Carroll's of Kickham Street in Carrick is a typically unpretentious small-town bakery of the kind we have long taken for granted and only miss when they're gone.

Billy Kavanagh, the senior baker, has worked all his life there. His father was a baker. Carroll's is renowned locally for the quality of the traditional Carrick Loaf, as well as its other bread and confectionery products. The loaves are baked in batches of a joined dozen, the dough mixed and shaped by hand in a time- and labour-intensive process.

The baking process itself is also distinct from that of the more standardised "pan" bread, with different oven requirements.

The customer's order of two or three loaves is broken off from the long batch and can be had fresh, hot and aromatic every morning. Or it can be had "settled" and a couple of days old: two different tastes. Some like it hot; some settled. Many relish it either way.

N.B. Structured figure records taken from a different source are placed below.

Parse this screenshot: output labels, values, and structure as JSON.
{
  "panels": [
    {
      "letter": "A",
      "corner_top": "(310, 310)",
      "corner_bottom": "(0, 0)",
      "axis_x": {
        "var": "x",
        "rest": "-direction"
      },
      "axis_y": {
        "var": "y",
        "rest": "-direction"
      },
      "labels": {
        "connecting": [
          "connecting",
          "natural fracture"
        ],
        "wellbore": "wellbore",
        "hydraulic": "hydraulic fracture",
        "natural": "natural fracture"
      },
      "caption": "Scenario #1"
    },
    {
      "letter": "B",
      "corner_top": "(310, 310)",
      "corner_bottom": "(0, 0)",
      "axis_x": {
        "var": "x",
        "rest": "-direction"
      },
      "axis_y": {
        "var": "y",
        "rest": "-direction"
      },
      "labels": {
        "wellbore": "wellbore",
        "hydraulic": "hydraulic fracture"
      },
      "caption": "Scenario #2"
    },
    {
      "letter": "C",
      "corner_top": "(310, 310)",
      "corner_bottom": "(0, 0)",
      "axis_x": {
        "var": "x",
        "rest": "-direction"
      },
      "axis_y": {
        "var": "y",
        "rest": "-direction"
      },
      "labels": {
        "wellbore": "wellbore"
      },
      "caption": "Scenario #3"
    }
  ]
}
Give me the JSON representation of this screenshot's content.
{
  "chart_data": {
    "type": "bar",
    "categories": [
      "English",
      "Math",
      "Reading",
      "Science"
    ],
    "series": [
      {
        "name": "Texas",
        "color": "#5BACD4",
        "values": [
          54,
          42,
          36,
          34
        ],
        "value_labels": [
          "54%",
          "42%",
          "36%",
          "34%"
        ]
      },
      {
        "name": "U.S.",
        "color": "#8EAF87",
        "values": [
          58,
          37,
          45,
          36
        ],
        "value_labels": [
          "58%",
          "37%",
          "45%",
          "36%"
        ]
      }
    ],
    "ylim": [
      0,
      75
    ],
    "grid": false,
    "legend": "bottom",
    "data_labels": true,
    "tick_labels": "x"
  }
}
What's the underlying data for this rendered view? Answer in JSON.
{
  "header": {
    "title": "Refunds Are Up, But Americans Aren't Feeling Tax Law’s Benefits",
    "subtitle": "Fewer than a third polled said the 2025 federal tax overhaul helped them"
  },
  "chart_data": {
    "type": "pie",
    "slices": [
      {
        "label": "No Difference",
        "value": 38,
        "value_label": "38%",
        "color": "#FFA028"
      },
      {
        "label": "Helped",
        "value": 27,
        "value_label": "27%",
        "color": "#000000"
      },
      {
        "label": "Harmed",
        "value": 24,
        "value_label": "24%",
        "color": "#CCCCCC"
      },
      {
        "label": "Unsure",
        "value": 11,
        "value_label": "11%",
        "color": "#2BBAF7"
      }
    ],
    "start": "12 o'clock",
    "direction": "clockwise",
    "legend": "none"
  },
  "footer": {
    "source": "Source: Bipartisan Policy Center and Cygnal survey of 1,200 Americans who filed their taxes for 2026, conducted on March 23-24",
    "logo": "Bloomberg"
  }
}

The much-regretted closure of Galvin's has boosted sales for Carroll's. Against all the received economic rationale of our age, it still provides a traditional service, delivering individual orders to private houses and retail outlets. Carroll's van does set rounds every day of the working week, both in the town and through a 15-mile radius in the hinterland. About half of overall sales are of the traditional Carrick Loaf.

Some years ago a Canadian film crew came visiting to make a documentary on the Newfoundland connection with the region. Sharing a meal in our house, they fell upon all we could muster of Carrick Loaves like men tasting manna in the desert; midway through the meal my wife had to slip to town to replenish our bread rations.

Subsequently I was travelling to St John's, Newfoundland, on a poet's bursary and took with me as gifts to "the land of fish" a large batch of that morning's loaves, hot from the bakery. Toronto customs were bemused, possibly suspecting an attempted importation of Carrick cocaine. But they let me through. I was enabling a transatlantic communion out of a Carrick bakery.

From the oven time and time again, the incensed miracle of bread, its truth and grace, brought out to light and offered to the morning*

*From Oven Lane, by Michael Coady, Gallery Press.